We present multi-wavelength monitoring results for the broad-line radio galaxy 3C 120 in the MeV/GeV , sub-millimeter , and 43 GHz bands over six years .
Over the past two years , Fermi -LAT sporadically detected 3C 120 with high significance and the 230 GHz data also suggest an enhanced activity of the source .
After the MeV/GeV detection from 3C 120 in MJD 56240–56300 , 43 GHz VLBA monitoring revealed a brightening of the radio core , followed by the ejection of a superluminal knot .
Since we observed the \gamma -ray and VLBA phenomena in temporal proximity to each other , it is naturally assumed that they are physically connected .
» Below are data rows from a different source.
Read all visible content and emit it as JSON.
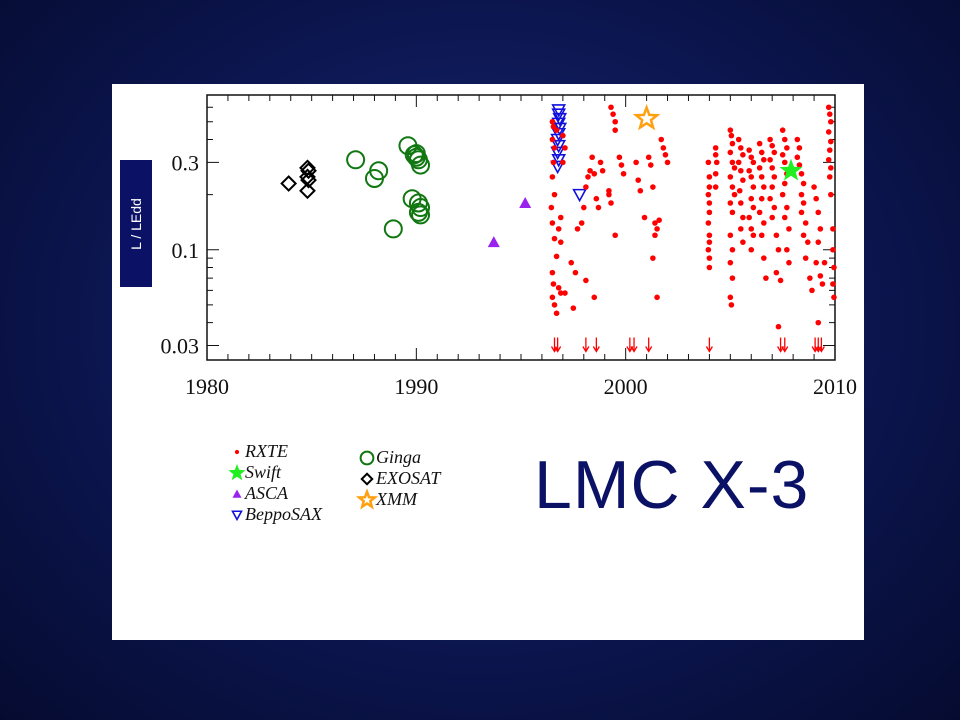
{
  "slide_title": "LMC X-3",
  "colors": {
    "rxte": "#ff0000",
    "swift": "#22ee22",
    "asca": "#9922ee",
    "beppo": "#1111dd",
    "ginga": "#117711",
    "exosat": "#000000",
    "xmm": "#ffa010",
    "navy": "#0b1266"
  },
  "chart_data": {
    "type": "scatter",
    "title": "LMC X-3",
    "xlabel": "",
    "ylabel": "L / LEdd",
    "xlim": [
      1980,
      2010
    ],
    "ylim": [
      0.025,
      0.7
    ],
    "yscale": "log",
    "x_ticks": [
      "1980",
      "1990",
      "2000",
      "2010"
    ],
    "y_ticks": [
      "0.03",
      "0.1",
      "0.3"
    ],
    "legend": [
      "RXTE",
      "Swift",
      "ASCA",
      "BeppoSAX",
      "Ginga",
      "EXOSAT",
      "XMM"
    ],
    "legend_placement": "bottom-left",
    "series": [
      {
        "name": "Ginga",
        "marker": "circle",
        "points": [
          [
            1987.1,
            0.31
          ],
          [
            1988.0,
            0.245
          ],
          [
            1988.2,
            0.27
          ],
          [
            1988.9,
            0.13
          ],
          [
            1989.6,
            0.37
          ],
          [
            1989.9,
            0.33
          ],
          [
            1990.0,
            0.32
          ],
          [
            1990.1,
            0.31
          ],
          [
            1990.2,
            0.29
          ],
          [
            1990.0,
            0.335
          ],
          [
            1989.8,
            0.19
          ],
          [
            1990.1,
            0.18
          ],
          [
            1990.2,
            0.17
          ],
          [
            1990.2,
            0.155
          ],
          [
            1990.1,
            0.16
          ]
        ]
      },
      {
        "name": "EXOSAT",
        "marker": "diamond",
        "points": [
          [
            1983.9,
            0.23
          ],
          [
            1984.8,
            0.28
          ],
          [
            1984.85,
            0.27
          ],
          [
            1984.8,
            0.25
          ],
          [
            1984.85,
            0.24
          ],
          [
            1984.8,
            0.21
          ]
        ]
      },
      {
        "name": "ASCA",
        "marker": "triangle-up",
        "points": [
          [
            1993.7,
            0.11
          ],
          [
            1995.2,
            0.18
          ]
        ]
      },
      {
        "name": "BeppoSAX",
        "marker": "triangle-down",
        "points": [
          [
            1996.8,
            0.58
          ],
          [
            1996.8,
            0.55
          ],
          [
            1996.85,
            0.52
          ],
          [
            1996.8,
            0.49
          ],
          [
            1996.85,
            0.46
          ],
          [
            1996.8,
            0.43
          ],
          [
            1996.75,
            0.4
          ],
          [
            1996.8,
            0.37
          ],
          [
            1996.75,
            0.34
          ],
          [
            1996.8,
            0.31
          ],
          [
            1996.75,
            0.285
          ],
          [
            1997.8,
            0.2
          ]
        ]
      },
      {
        "name": "XMM",
        "marker": "star-open",
        "points": [
          [
            2001.0,
            0.52
          ]
        ]
      },
      {
        "name": "RXTE",
        "marker": "dot",
        "points": [
          [
            1996.5,
            0.5
          ],
          [
            1996.55,
            0.47
          ],
          [
            1996.5,
            0.4
          ],
          [
            1996.6,
            0.36
          ],
          [
            1996.55,
            0.3
          ],
          [
            1996.5,
            0.25
          ],
          [
            1996.6,
            0.2
          ],
          [
            1996.45,
            0.17
          ],
          [
            1996.5,
            0.14
          ],
          [
            1996.6,
            0.115
          ],
          [
            1996.7,
            0.092
          ],
          [
            1996.5,
            0.075
          ],
          [
            1996.55,
            0.065
          ],
          [
            1996.5,
            0.055
          ],
          [
            1996.6,
            0.05
          ],
          [
            1996.7,
            0.045
          ],
          [
            1996.8,
            0.13
          ],
          [
            1996.9,
            0.11
          ],
          [
            1996.7,
            0.45
          ],
          [
            1997.0,
            0.42
          ],
          [
            1997.1,
            0.36
          ],
          [
            1997.0,
            0.3
          ],
          [
            1996.9,
            0.15
          ],
          [
            1996.8,
            0.062
          ],
          [
            1996.9,
            0.058
          ],
          [
            1997.1,
            0.058
          ],
          [
            1997.4,
            0.085
          ],
          [
            1997.6,
            0.075
          ],
          [
            1997.5,
            0.048
          ],
          [
            1997.7,
            0.13
          ],
          [
            1997.9,
            0.14
          ],
          [
            1998.0,
            0.17
          ],
          [
            1998.1,
            0.22
          ],
          [
            1998.2,
            0.25
          ],
          [
            1998.3,
            0.27
          ],
          [
            1998.4,
            0.32
          ],
          [
            1998.5,
            0.26
          ],
          [
            1998.6,
            0.19
          ],
          [
            1998.7,
            0.17
          ],
          [
            1998.1,
            0.068
          ],
          [
            1998.5,
            0.055
          ],
          [
            1998.8,
            0.3
          ],
          [
            1998.9,
            0.27
          ],
          [
            1999.2,
            0.21
          ],
          [
            1999.2,
            0.2
          ],
          [
            1999.3,
            0.18
          ],
          [
            1999.5,
            0.12
          ],
          [
            1999.3,
            0.6
          ],
          [
            1999.4,
            0.55
          ],
          [
            1999.5,
            0.5
          ],
          [
            1999.5,
            0.45
          ],
          [
            1999.7,
            0.32
          ],
          [
            1999.8,
            0.29
          ],
          [
            1999.9,
            0.26
          ],
          [
            2000.5,
            0.3
          ],
          [
            2000.6,
            0.24
          ],
          [
            2000.7,
            0.21
          ],
          [
            2000.9,
            0.15
          ],
          [
            2001.1,
            0.32
          ],
          [
            2001.2,
            0.29
          ],
          [
            2001.3,
            0.22
          ],
          [
            2001.4,
            0.14
          ],
          [
            2001.5,
            0.13
          ],
          [
            2001.6,
            0.145
          ],
          [
            2001.4,
            0.12
          ],
          [
            2001.3,
            0.09
          ],
          [
            2001.5,
            0.055
          ],
          [
            2001.7,
            0.4
          ],
          [
            2001.8,
            0.36
          ],
          [
            2001.9,
            0.33
          ],
          [
            2002.0,
            0.3
          ],
          [
            2003.95,
            0.3
          ],
          [
            2004.0,
            0.25
          ],
          [
            2004.0,
            0.22
          ],
          [
            2003.95,
            0.2
          ],
          [
            2004.0,
            0.18
          ],
          [
            2004.0,
            0.16
          ],
          [
            2003.95,
            0.14
          ],
          [
            2004.0,
            0.12
          ],
          [
            2004.0,
            0.11
          ],
          [
            2003.95,
            0.1
          ],
          [
            2004.0,
            0.09
          ],
          [
            2004.0,
            0.08
          ],
          [
            2004.3,
            0.36
          ],
          [
            2004.3,
            0.33
          ],
          [
            2004.35,
            0.3
          ],
          [
            2004.3,
            0.26
          ],
          [
            2004.3,
            0.22
          ],
          [
            2005.0,
            0.45
          ],
          [
            2005.05,
            0.42
          ],
          [
            2005.1,
            0.38
          ],
          [
            2005.0,
            0.34
          ],
          [
            2005.1,
            0.3
          ],
          [
            2005.2,
            0.28
          ],
          [
            2005.0,
            0.25
          ],
          [
            2005.1,
            0.22
          ],
          [
            2005.2,
            0.2
          ],
          [
            2005.0,
            0.18
          ],
          [
            2005.1,
            0.16
          ],
          [
            2005.0,
            0.12
          ],
          [
            2005.1,
            0.1
          ],
          [
            2005.0,
            0.085
          ],
          [
            2005.1,
            0.07
          ],
          [
            2005.0,
            0.055
          ],
          [
            2005.05,
            0.05
          ],
          [
            2005.4,
            0.4
          ],
          [
            2005.5,
            0.36
          ],
          [
            2005.6,
            0.33
          ],
          [
            2005.4,
            0.3
          ],
          [
            2005.5,
            0.27
          ],
          [
            2005.6,
            0.24
          ],
          [
            2005.45,
            0.21
          ],
          [
            2005.5,
            0.18
          ],
          [
            2005.6,
            0.15
          ],
          [
            2005.5,
            0.13
          ],
          [
            2005.6,
            0.11
          ],
          [
            2005.9,
            0.35
          ],
          [
            2006.0,
            0.32
          ],
          [
            2006.1,
            0.3
          ],
          [
            2005.9,
            0.27
          ],
          [
            2006.0,
            0.25
          ],
          [
            2006.1,
            0.22
          ],
          [
            2006.0,
            0.19
          ],
          [
            2006.1,
            0.17
          ],
          [
            2005.9,
            0.15
          ],
          [
            2006.0,
            0.13
          ],
          [
            2006.1,
            0.12
          ],
          [
            2006.0,
            0.1
          ],
          [
            2006.4,
            0.38
          ],
          [
            2006.5,
            0.34
          ],
          [
            2006.6,
            0.31
          ],
          [
            2006.4,
            0.28
          ],
          [
            2006.5,
            0.25
          ],
          [
            2006.6,
            0.22
          ],
          [
            2006.5,
            0.19
          ],
          [
            2006.4,
            0.16
          ],
          [
            2006.6,
            0.14
          ],
          [
            2006.5,
            0.12
          ],
          [
            2006.6,
            0.09
          ],
          [
            2006.7,
            0.07
          ],
          [
            2006.9,
            0.4
          ],
          [
            2007.0,
            0.37
          ],
          [
            2007.1,
            0.34
          ],
          [
            2006.9,
            0.31
          ],
          [
            2007.0,
            0.28
          ],
          [
            2007.1,
            0.25
          ],
          [
            2007.0,
            0.22
          ],
          [
            2006.9,
            0.19
          ],
          [
            2007.1,
            0.17
          ],
          [
            2007.0,
            0.15
          ],
          [
            2007.2,
            0.12
          ],
          [
            2007.3,
            0.1
          ],
          [
            2007.2,
            0.075
          ],
          [
            2007.4,
            0.068
          ],
          [
            2007.3,
            0.038
          ],
          [
            2007.5,
            0.45
          ],
          [
            2007.6,
            0.4
          ],
          [
            2007.7,
            0.36
          ],
          [
            2007.5,
            0.33
          ],
          [
            2007.6,
            0.3
          ],
          [
            2007.7,
            0.26
          ],
          [
            2007.6,
            0.23
          ],
          [
            2007.5,
            0.2
          ],
          [
            2007.7,
            0.17
          ],
          [
            2007.6,
            0.15
          ],
          [
            2007.8,
            0.13
          ],
          [
            2007.7,
            0.1
          ],
          [
            2007.8,
            0.085
          ],
          [
            2008.2,
            0.4
          ],
          [
            2008.3,
            0.36
          ],
          [
            2008.2,
            0.32
          ],
          [
            2008.3,
            0.29
          ],
          [
            2008.4,
            0.26
          ],
          [
            2008.5,
            0.23
          ],
          [
            2008.4,
            0.2
          ],
          [
            2008.5,
            0.18
          ],
          [
            2008.4,
            0.16
          ],
          [
            2008.6,
            0.14
          ],
          [
            2008.5,
            0.12
          ],
          [
            2008.7,
            0.11
          ],
          [
            2008.6,
            0.09
          ],
          [
            2008.8,
            0.07
          ],
          [
            2008.9,
            0.06
          ],
          [
            2009.0,
            0.22
          ],
          [
            2009.1,
            0.19
          ],
          [
            2009.2,
            0.16
          ],
          [
            2009.3,
            0.13
          ],
          [
            2009.2,
            0.11
          ],
          [
            2009.1,
            0.085
          ],
          [
            2009.3,
            0.072
          ],
          [
            2009.2,
            0.04
          ],
          [
            2009.4,
            0.065
          ],
          [
            2009.5,
            0.085
          ],
          [
            2009.7,
            0.6
          ],
          [
            2009.75,
            0.55
          ],
          [
            2009.8,
            0.5
          ],
          [
            2009.7,
            0.44
          ],
          [
            2009.8,
            0.39
          ],
          [
            2009.75,
            0.35
          ],
          [
            2009.7,
            0.31
          ],
          [
            2009.8,
            0.28
          ],
          [
            2009.75,
            0.25
          ],
          [
            2009.8,
            0.2
          ],
          [
            2009.9,
            0.13
          ],
          [
            2009.9,
            0.1
          ],
          [
            2009.95,
            0.08
          ],
          [
            2009.9,
            0.065
          ],
          [
            2009.95,
            0.055
          ]
        ]
      },
      {
        "name": "RXTE upper limits",
        "marker": "arrow-down",
        "points": [
          [
            1996.6,
            0.03
          ],
          [
            1996.75,
            0.03
          ],
          [
            1998.1,
            0.03
          ],
          [
            1998.6,
            0.03
          ],
          [
            2000.2,
            0.03
          ],
          [
            2000.4,
            0.03
          ],
          [
            2001.1,
            0.03
          ],
          [
            2004.0,
            0.03
          ],
          [
            2007.4,
            0.03
          ],
          [
            2007.6,
            0.03
          ],
          [
            2009.05,
            0.03
          ],
          [
            2009.2,
            0.03
          ],
          [
            2009.35,
            0.03
          ]
        ]
      },
      {
        "name": "Swift",
        "marker": "star",
        "points": [
          [
            2007.9,
            0.27
          ]
        ]
      }
    ]
  }
}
This assumption was further supported by the subsequent observation that the 43 GHz core brightened again after a \gamma -ray flare occurred around MJD 56560 .
We can then infer that the MeV/GeV emission took place inside an unresolved 43 GHz core of 3C 120 and that the jet dissipation occurred at sub-parsec distances from the central black hole , if we take the distance of the 43 GHz core from the central black hole as \sim 0.5 pc , as previously estimated from the time lag between X-ray dips and knot ejections ( 22 ; 8 ) .
Based on our constraints on the relative locations of the emission regions and energetic arguments , we conclude that the \gamma rays are more favorably produced via the synchrotron self-Compton process , rather than inverse Compton scattering of external photons coming from the broad line region or hot dusty torus .
We also derived the electron distribution and magnetic field by modeling the simultaneous broadband spectrum .